4. The programme’s success was also a weakness though. As soon as the leadership of the UN changed, the programme changed. NMPACT was streamlined within standard UN structures and lost the value-added that it had brought with its innovative approach. There was then a return to the 1998/9 situation with both sides moving away from each other and becoming entrenched again. One of the main lessons learnt is that unless the architecture is changed, even initiatives specifically designed to address protracted crises will not be able to last and have impact.

Jean-Michel Grand
Executive Director, Action Against Hunger

Jean-Michel Grand responded to the presentations with the following key points:

  1. More analysis on the contextof protracted crises is necessary and agencies should be challenging themselves to improve assistance.  
  2. It is very important to put peoples’ interests at the centre of our action. A pre-defined response is not always helpful.
  3. It is necessary to provide predictable assistance in order to develop long term coping mechanisms and help prevent people from depleting their assets.
  4. The UN has a greater role to play in providing leadership on responding to protracted crises than it currently does. There is a tendency to hide behind other organisations.
  5. There is a need to change the culture of response and put people at the centre since, without it, there is not always an understanding of what beneficiaries need.
  6. More in-depth investigation into the causes of food security is required to underpin responses.

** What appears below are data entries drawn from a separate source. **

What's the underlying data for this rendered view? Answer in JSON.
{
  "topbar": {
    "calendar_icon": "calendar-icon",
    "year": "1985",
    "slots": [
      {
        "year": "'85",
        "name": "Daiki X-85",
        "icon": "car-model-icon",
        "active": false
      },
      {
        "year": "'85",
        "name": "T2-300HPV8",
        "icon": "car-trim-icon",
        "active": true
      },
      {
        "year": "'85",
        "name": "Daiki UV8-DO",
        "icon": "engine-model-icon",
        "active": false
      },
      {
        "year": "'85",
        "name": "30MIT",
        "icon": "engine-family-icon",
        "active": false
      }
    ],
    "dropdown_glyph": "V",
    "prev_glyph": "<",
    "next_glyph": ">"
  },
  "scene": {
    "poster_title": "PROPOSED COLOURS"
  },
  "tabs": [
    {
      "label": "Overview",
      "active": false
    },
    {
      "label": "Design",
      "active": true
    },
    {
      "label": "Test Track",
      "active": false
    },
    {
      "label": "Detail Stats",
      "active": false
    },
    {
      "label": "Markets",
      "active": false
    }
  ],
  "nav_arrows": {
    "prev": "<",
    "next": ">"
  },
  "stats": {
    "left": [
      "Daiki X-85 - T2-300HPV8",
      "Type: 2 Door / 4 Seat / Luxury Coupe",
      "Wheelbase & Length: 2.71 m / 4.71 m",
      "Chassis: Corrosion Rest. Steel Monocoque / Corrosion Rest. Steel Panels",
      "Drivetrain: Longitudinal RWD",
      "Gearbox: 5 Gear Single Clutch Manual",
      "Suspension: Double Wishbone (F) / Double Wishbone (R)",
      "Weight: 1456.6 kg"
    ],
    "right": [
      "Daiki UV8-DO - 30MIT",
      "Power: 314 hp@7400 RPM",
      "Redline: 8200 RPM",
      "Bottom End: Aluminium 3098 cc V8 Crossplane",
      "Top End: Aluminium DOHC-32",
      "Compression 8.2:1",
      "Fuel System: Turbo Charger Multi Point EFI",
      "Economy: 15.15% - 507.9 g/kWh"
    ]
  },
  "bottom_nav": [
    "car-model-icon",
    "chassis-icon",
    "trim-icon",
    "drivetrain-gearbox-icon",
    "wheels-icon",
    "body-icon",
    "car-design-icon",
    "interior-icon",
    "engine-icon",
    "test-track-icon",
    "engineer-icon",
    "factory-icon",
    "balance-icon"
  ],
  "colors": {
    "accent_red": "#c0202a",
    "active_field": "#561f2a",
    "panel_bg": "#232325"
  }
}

  • A strategic approach is required to help people build on their own coping strategies. There is sometimes a trade off between humanitarian and development needs which can result in some actors being sidelined. Reform of the aid architecture is required to ameliorate this trade off.
  • Livelihoods and protection issues are fundamentally integrated.
  • Transparency and coordination are very important but there are many limitations to doing this well within the current international system. Often times, there is a reluctance to share information and collaborate.
  • A major reform of aid architecture seems unlikely unless there is a catastrophe. For this reason, a focus on behavioural change within important agencies is vital and arguably more important than waiting for a major ‘shake up’.


Many of those worst affected by food insecurity live in countries characterised by prolonged conflict and poor governance. Initial response and humanitarian relief efforts are rarely followed by programmes that offer a longer-term perspective on food security, even where the 'crises' in question have been going on for decades. This seminar, based on six in-depth case studies from Somalia, Sudan and the Democratic Republic of Congo, provided insights on opportunities for bridging the gap between emergency relief and longer term developmental approaches. The aim of the event was to help rethink how to support food security in protracted crises.